The Massachusetts senatorial candidates are asking for no third-party advertisements in the upcoming race. But are they going too far in trying to silence the electorate?
Maybe Elizabeth Warren and Scott Brown are sincere in their stated desires to stop third parties (in other words, citzens) from trying to influence the Massachusetts Senate race with ad buys, or maybe they're engaged in political posturing. In either case, an agreement by candidates to try to silence their respective supporters is less an exercise in good government than it is un-self-conscious elitism. It reflects obvious contempt for the political-speech rights of people and groups the candidates aim to govern. It signals mistrust of voters: candidates who believed what they say about the intelligence and common sense of the voting public would have faith in the public's ability to tune out or tune in and evaluate political ads. Besides, not all ads are false and misleading. Some are informative, or equally informative as claims made by candidates themselves.
Candidates naturally want to monopolize electoral speech; they want to "control the narrative."
Keep in mind that the third-party groups targeted by the proposed Brown/Warren agreement would presumably not be limited to well-endowed, independent-in-name-only groups, effectively acting on behalf of the candidates, created and run by close allies. Presumably, advocacy groups will also be asked to stifle themselves during the campaign: If the agreement is to have any appreciable effect, pro-choice organizations will be pressured to abstain from running ads attacking Brown's record on choice. Pro-business groups will be expected not to criticize Warren's economic policies.
How would the Brown/Warren demands be enforced? The expenditures of disobedient advocates and activists would, in effect, be charged to the candidates, according to a Brown proposal. He and Warren would agree to contribute to charity half the cost of offending ads run on their behalf.
Of course, Brown and Warren are entitled to fine themselves for the speech of others if they wish, and their agreement would not (and could not) impose any legal restrictions on the rights of independent groups. But it seems fair to assume that they would impose legally binding rules on outside groups if they could: campaign-finance reform has always aimed, in part, at restricting third-party speech and "influence" on elections. (Imagine that -- citizens trying to influence elections.)

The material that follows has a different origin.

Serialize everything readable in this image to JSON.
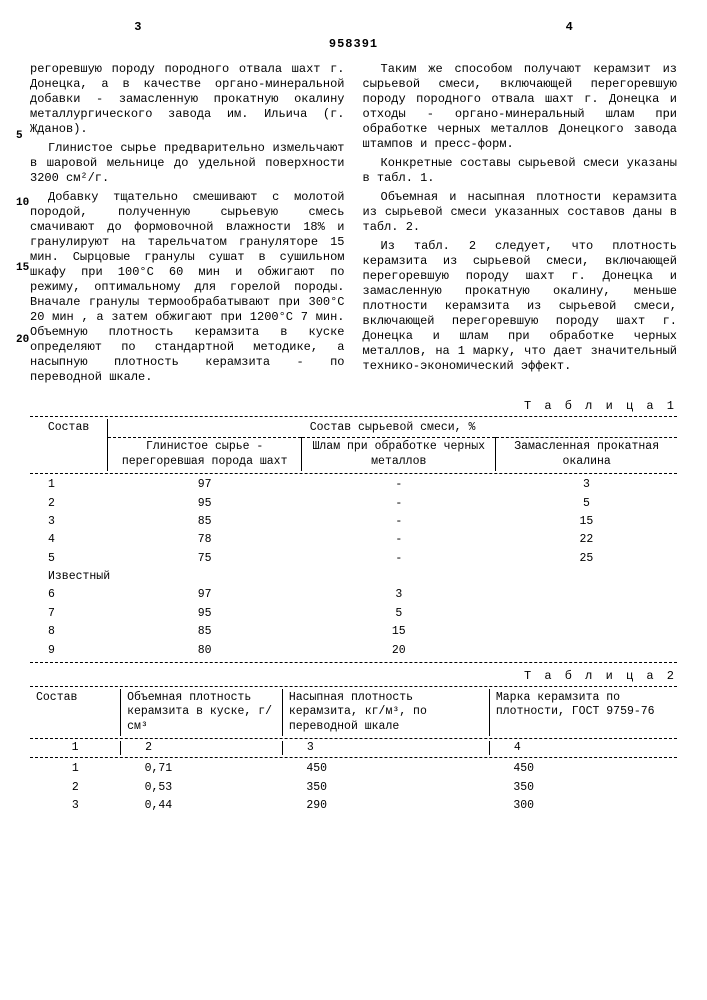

Indeed, Warren apparently wants the press to help silence outside groups. According to the Boston Globe, she has "suggested notifying broadcasters in the hopes of getting their help and 'ensuring that the agreement not only cover express advocacy ads, but all paid advertisements that seek to promote or attack either candidate or campaign.'"

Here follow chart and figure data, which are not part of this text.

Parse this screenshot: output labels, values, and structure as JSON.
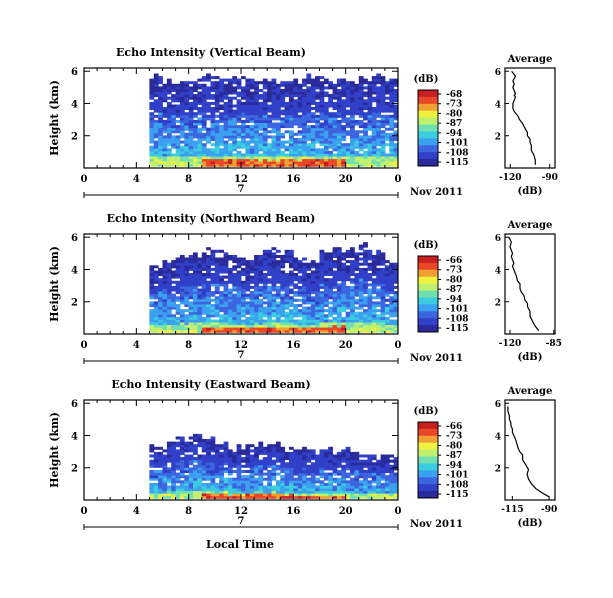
{
  "chart_data": [
    {
      "type": "heatmap",
      "title": "Echo Intensity (Vertical Beam)",
      "ylabel": "Height (km)",
      "xticks": [
        "0",
        "4",
        "8",
        "12",
        "16",
        "20",
        "0"
      ],
      "yticks": [
        "2",
        "4",
        "6"
      ],
      "xlim": [
        0,
        24
      ],
      "ylim": [
        0,
        6.2
      ],
      "date_label": "7",
      "date_suffix": "Nov 2011",
      "colorbar": {
        "title": "(dB)",
        "ticks": [
          "-68",
          "-73",
          "-80",
          "-87",
          "-94",
          "-101",
          "-108",
          "-115"
        ]
      },
      "top_km": [
        null,
        null,
        null,
        null,
        null,
        5.6,
        5.4,
        5.3,
        5.4,
        5.6,
        5.5,
        5.5,
        5.6,
        5.4,
        5.3,
        5.2,
        5.3,
        5.6,
        5.5,
        5.4,
        5.3,
        5.5,
        5.6,
        5.4
      ],
      "bottom_km": 4.0,
      "profile": {
        "title": "Average",
        "xlabel": "(dB)",
        "xticks": [
          "-120",
          "-90"
        ],
        "xlim": [
          -124,
          -86
        ],
        "yticks": [
          "2",
          "4",
          "6"
        ],
        "x": [
          -101,
          -101,
          -102,
          -104,
          -104,
          -105,
          -105,
          -107,
          -107,
          -109,
          -111,
          -113,
          -114,
          -117,
          -118,
          -118,
          -117,
          -116,
          -117,
          -116,
          -117,
          -118,
          -117,
          -118,
          -116,
          -119
        ],
        "y": [
          0.2,
          0.5,
          0.8,
          1.1,
          1.4,
          1.6,
          1.8,
          2.0,
          2.2,
          2.5,
          2.8,
          3.0,
          3.2,
          3.5,
          3.7,
          4.0,
          4.2,
          4.4,
          4.5,
          4.6,
          4.8,
          5.0,
          5.2,
          5.4,
          5.7,
          6.0
        ]
      }
    },
    {
      "type": "heatmap",
      "title": "Echo Intensity (Northward Beam)",
      "ylabel": "Height (km)",
      "xticks": [
        "0",
        "4",
        "8",
        "12",
        "16",
        "20",
        "0"
      ],
      "yticks": [
        "2",
        "4",
        "6"
      ],
      "xlim": [
        0,
        24
      ],
      "ylim": [
        0,
        6.2
      ],
      "date_label": "7",
      "date_suffix": "Nov 2011",
      "colorbar": {
        "title": "(dB)",
        "ticks": [
          "-66",
          "-73",
          "-80",
          "-87",
          "-94",
          "-101",
          "-108",
          "-115"
        ]
      },
      "top_km": [
        null,
        null,
        null,
        null,
        null,
        4.2,
        4.5,
        4.8,
        4.9,
        5.1,
        5.0,
        4.8,
        4.7,
        4.9,
        5.2,
        5.0,
        4.7,
        4.5,
        5.0,
        5.3,
        5.2,
        5.4,
        5.0,
        4.4
      ],
      "bottom_km": 4.2,
      "profile": {
        "title": "Average",
        "xlabel": "(dB)",
        "xticks": [
          "-120",
          "-85"
        ],
        "xlim": [
          -124,
          -84
        ],
        "yticks": [
          "2",
          "4",
          "6"
        ],
        "x": [
          -97,
          -100,
          -102,
          -104,
          -104,
          -106,
          -106,
          -108,
          -109,
          -111,
          -112,
          -112,
          -114,
          -115,
          -116,
          -117,
          -118,
          -117,
          -118,
          -119,
          -118,
          -119,
          -120,
          -119,
          -121
        ],
        "y": [
          0.2,
          0.5,
          0.8,
          1.1,
          1.4,
          1.7,
          1.9,
          2.1,
          2.4,
          2.6,
          2.8,
          3.1,
          3.3,
          3.6,
          3.8,
          4.0,
          4.2,
          4.4,
          4.6,
          4.8,
          5.0,
          5.2,
          5.4,
          5.7,
          6.0
        ]
      }
    },
    {
      "type": "heatmap",
      "title": "Echo Intensity (Eastward Beam)",
      "ylabel": "Height (km)",
      "xticks": [
        "0",
        "4",
        "8",
        "12",
        "16",
        "20",
        "0"
      ],
      "yticks": [
        "2",
        "4",
        "6"
      ],
      "xlim": [
        0,
        24
      ],
      "ylim": [
        0,
        6.2
      ],
      "date_label": "7",
      "date_suffix": "Nov 2011",
      "colorbar": {
        "title": "(dB)",
        "ticks": [
          "-66",
          "-73",
          "-80",
          "-87",
          "-94",
          "-101",
          "-108",
          "-115"
        ]
      },
      "top_km": [
        null,
        null,
        null,
        null,
        null,
        3.3,
        3.6,
        3.8,
        3.9,
        3.7,
        3.5,
        3.3,
        3.2,
        3.4,
        3.6,
        3.3,
        3.0,
        2.9,
        3.1,
        2.9,
        3.0,
        2.8,
        2.8,
        2.7
      ],
      "bottom_km": 4.4,
      "profile": {
        "title": "Average",
        "xlabel": "(dB)",
        "xticks": [
          "-115",
          "-90"
        ],
        "xlim": [
          -120,
          -86
        ],
        "yticks": [
          "2",
          "4",
          "6"
        ],
        "x": [
          -90,
          -94,
          -99,
          -102,
          -104,
          -105,
          -104,
          -106,
          -108,
          -108,
          -110,
          -111,
          -112,
          -113,
          -114,
          -115,
          -115,
          -116,
          -116,
          -117,
          -117,
          -118,
          -118
        ],
        "y": [
          0.2,
          0.4,
          0.7,
          1.0,
          1.3,
          1.6,
          1.9,
          2.2,
          2.5,
          2.8,
          3.0,
          3.2,
          3.5,
          3.8,
          4.0,
          4.2,
          4.4,
          4.6,
          4.8,
          5.0,
          5.2,
          5.5,
          5.8
        ]
      }
    }
  ],
  "xlabel": "Local Time",
  "colormap": [
    "#2a2a9a",
    "#3040c8",
    "#3c66e0",
    "#3ca0f0",
    "#3ccce0",
    "#70e0b0",
    "#c0f070",
    "#f0f040",
    "#f0a030",
    "#e84828",
    "#c82020"
  ]
}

Shame on any media outlet that offers "help" for efforts to repress independent advocacy. Candidates naturally want to monopolize electoral speech; they want to "control the narrative." They're entitled to desire control, obviously, but they're not entitled to exercise it, and they should surely know better than to ask media outlets to act as enforcers for their campaigns. The presumptuousness of the proposed Brown/Warren agreement is jaw-dropping.
This nascent effort to chill third-party speech is reminiscent of repressive campaign finance laws discredited decades ago. In the early 1970s, federal law limited expenditures by federal candidates and tightly restricted independent political advocacy. The Federal Election Campaign Act of 1971 imposed the equivalent of licensing requirements on speech by groups labeled "political committees." Any person or group intent on purchasing an ad allegedly "on behalf" of a candidate was required to obtain a certification from the candidate that the cost of the ad did not exceed his or her spending limit. Amazingly, any publication that accepted an ad without the requisite certification was subject to criminal penalties.
The ACLU challenged these draconian efforts to impose campaign finance restrictions on truly independent advocacy in two early cases -- National Committee on Impeachment v U.S. and ACLU v Jennings. Former ACLU Executive Director Ira Glasser offered a useful summary of both cases in Congressional testimony a decade ago.